Questo venerdì, il cambio euro-dollaro è arrivato a scendere fino a un minimo di 1,1514, vale a dire il livello più basso dal luglio dello scorso anno, sedici mesi a questa parte. Da inizio anno, la moneta unica perde il 5,7% contro il biglietto verde. E la discesa potrebbe non essere finita. Alla base dell’indebolimento del cross dell’altro ieri vi è stata la pubblicazione del report sul lavoro non agricolo negli USA a ottobre. Sono stati creati altri 531.000 posti, più dei 450.000 attesi.

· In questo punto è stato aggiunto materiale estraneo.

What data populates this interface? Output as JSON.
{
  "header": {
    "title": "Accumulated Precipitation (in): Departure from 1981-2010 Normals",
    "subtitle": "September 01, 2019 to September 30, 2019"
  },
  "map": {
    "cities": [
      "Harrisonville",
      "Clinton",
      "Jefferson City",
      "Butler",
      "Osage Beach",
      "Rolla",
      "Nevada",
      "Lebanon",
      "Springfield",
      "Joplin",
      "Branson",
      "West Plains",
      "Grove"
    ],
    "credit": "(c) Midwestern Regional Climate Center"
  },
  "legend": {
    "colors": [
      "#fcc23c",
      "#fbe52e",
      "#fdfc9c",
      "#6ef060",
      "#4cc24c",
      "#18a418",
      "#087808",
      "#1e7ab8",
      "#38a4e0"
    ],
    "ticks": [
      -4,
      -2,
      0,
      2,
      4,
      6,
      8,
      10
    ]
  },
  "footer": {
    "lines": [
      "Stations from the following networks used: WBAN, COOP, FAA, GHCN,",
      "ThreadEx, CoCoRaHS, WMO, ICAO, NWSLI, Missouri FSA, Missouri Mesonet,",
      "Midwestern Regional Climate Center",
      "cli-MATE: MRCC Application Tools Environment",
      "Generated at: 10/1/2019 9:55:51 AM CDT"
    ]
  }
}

E, soprattutto, i salari orari sono cresciuti dello 0,4% su settembre e del 4,9% su base annua.

Il legame tra cambio euro-dollaro e questi dati è molto stretto. Più l’occupazione americana risale dopo il tonfo provocato dalla pandemia e maggiore la velocità con cui la Federal Reserve alzerà i tassi d’interesse. Il governatore Jerome Powell, al termine del board di questa settimana, ha annunciato l’avvio del “tapering”: gli acquisti di Treasuries e obbligazioni coperte da garanzie immobiliari si ridurranno da questo novembre rispettivamente di 10 e 5 miliardi di dollari al mese. Pertanto, cesseranno del tutto entro la prima metà del 2022.

Cambio euro-dollaro al test della divergenza monetaria

Ad ogni modo, Powell ha allontanato la prospettiva di un rialzo dei tassi vicino, pur ammettendo che l’inflazione – al 5,4% a settembre – si stia rivelando meno “transitoria” delle attese. E con salari in crescita al ritmo del 5% all’anno, i “falchi” dell’istituto avranno buone ragioni per argomentare a favore di una stretta monetaria quanto prima. La minore liquidità che verrà iniettata sui mercati nei prossimi mesi e il rialzo già in corso dei rendimenti americani – il Treasury a 10 anni offre più dell’1,50% contro lo 0,90% di inizio anno – faranno lievitare il costo del denaro e attireranno capitali dal resto del mondo, rafforzando per l’appunto il cambio euro-dollaro.

Questi paga anche la crescente divergenza monetaria tra BCE e FED.

Christine Lagarde ha voluto smentire in settimana circa un possibile rialzo dei tassi nell’Eurozona nel corso del 2022. Per il momento, quindi, i tassi USA sono attesi sempre più alti di quelli europei nel medio termine, con la stessa Banca d’Inghilterra ad avere sorpreso il mercato tenendo invariati i tassi UK in settimana. Inevitabile che a beneficiarne sia il biglietto verde. Peraltro, se è vero che l’inflazione nell’Eurozona sia salita sopra il 4%, d’altra parte ancora non si notano apprezzabili incrementi salariali come negli USA, per cui le preoccupazioni per una perdita del potere d’acquisto duratura sono minori da questa parte dell’Atlantico.

Il calo del cambio euro-dollaro, però, rischia di innalzare i costi dei beni importati nell’Eurozona. Di conseguenza, l’inflazione nell’area potrebbe surriscaldarsi ulteriormente, dando un assist ai “falchi” di Francoforte, timorosi per gli effetti che stanno avendo sulle economie nazionali i maxi-stimoli monetari ancora erogati dall’istituto. D’altra parte, il dollaro è un tipico “safe asset” in cui il mercato si rifugia nelle fasi di tensioni. Se la normalizzazione monetaria sarà percepita essenzialmente la conseguenza del superamento dell’emergenza pandemica e senza contraccolpi di rilievo su mercati ed economia reale, la sua forza dovrebbe venire relativamente meno. Ma sono proprio i timori degli investitori per l’impatto che avrà sull’economia mondiale la fine del lungo ciclo dell’“easy money” (denaro facile) a tenerlo in auge.